Religiosidad popular
Cuando
hablamos de “religiosidad popular” unimos dos palabras. La
“religiosidad” equivale a la práctica y esmero en cumplir las
obligaciones religiosas. Y la religión, como virtud, mueve a dar a Dios
el culto debido. “Popular” es lo relativo al pueblo; lo que es peculiar
de él o procede de él; es decir, lo que viene de la gente común.
Las
personas más formadas en la fe pueden experimentar una cierta repulsa
hacia esta forma de religión. Parecería, en principio, una realidad a
superar, un modo insuficiente de vivir la entrega a Dios; la escucha y
la obediencia, que son características de la fe.
Las
grandes disyuntivas no siempre son aconsejables. Muchas veces no se
trata de “o esto o lo otro”, sino de “esto y lo otro”. En la historia de
la espiritualidad cristiana se constata que grandes movimientos de
renovación han ido unidos a la promoción de la piedad del pueblo. Los
benedictinos, por ejemplo, fomentaron la devoción a los santos, a los
nombres de Jesús y de María, o las misas por los difuntos. Los
franciscanos divulgaron la devoción a la pasión de Jesús, al “Vía
Crucis” o al Belén.
El Cardenal Pironio vinculaba
religiosidad popular e inculturación. La religiosidad popular es “la
manera en que el cristianismo se encarna en las diversas culturas y
estados étnicos, y es vivido y se manifiesta en el pueblo”.
La
gran tentación de la religiosidad popular es la superstición.
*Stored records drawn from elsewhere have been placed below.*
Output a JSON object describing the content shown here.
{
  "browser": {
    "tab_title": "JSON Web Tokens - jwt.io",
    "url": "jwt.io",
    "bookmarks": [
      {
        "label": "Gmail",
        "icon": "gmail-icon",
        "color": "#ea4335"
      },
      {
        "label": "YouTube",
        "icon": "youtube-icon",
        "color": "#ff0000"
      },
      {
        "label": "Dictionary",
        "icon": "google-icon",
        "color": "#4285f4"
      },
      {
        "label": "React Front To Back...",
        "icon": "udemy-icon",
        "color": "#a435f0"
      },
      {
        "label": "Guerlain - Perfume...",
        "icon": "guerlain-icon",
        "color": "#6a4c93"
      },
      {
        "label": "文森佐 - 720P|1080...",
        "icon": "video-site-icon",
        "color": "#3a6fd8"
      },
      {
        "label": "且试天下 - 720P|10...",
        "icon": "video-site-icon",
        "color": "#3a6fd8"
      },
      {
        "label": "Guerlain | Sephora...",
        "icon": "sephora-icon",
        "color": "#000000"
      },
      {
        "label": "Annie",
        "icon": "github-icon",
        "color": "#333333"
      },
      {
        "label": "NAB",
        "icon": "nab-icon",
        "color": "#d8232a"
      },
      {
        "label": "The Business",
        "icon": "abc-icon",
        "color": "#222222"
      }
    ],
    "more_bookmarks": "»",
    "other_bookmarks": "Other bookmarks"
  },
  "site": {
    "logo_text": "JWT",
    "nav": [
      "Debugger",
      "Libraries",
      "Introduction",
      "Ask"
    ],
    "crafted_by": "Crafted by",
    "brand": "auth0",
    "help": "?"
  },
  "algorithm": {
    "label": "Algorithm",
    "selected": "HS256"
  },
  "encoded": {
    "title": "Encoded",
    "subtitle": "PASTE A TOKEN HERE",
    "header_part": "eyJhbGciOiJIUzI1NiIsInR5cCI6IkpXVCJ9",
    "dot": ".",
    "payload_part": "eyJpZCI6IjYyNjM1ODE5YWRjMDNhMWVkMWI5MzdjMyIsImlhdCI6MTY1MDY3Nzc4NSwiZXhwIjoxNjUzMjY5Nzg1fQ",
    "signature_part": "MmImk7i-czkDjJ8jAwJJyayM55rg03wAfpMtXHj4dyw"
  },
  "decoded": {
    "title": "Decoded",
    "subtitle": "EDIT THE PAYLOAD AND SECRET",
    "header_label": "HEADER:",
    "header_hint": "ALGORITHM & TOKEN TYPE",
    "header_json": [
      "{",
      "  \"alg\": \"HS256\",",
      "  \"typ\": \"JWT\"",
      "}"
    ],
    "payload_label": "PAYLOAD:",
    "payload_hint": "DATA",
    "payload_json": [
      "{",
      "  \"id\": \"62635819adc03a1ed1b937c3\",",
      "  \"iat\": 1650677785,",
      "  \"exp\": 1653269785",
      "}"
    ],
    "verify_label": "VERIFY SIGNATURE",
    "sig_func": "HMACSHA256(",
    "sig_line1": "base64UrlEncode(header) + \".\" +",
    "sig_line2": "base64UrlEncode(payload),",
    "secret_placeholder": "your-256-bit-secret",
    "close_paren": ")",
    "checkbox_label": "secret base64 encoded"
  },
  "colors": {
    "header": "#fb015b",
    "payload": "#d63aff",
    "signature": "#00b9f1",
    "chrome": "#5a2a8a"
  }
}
Pero la
superstición es una deriva indeseada de lo religioso. Una deriva menos
anti-religiosa que el ateísmo o el indiferentismo. Aunque, naturalmente,
una deriva que debe ser corregida. Pero no necesariamente la
religiosidad popular ha de caer en la superstición.
El
pueblo necesita expresar su fe, de forma intuitiva y simbólica,
imaginativa y mística, festiva y comunitaria. Sin olvidar la necesidad
de la penitencia y de la conversión.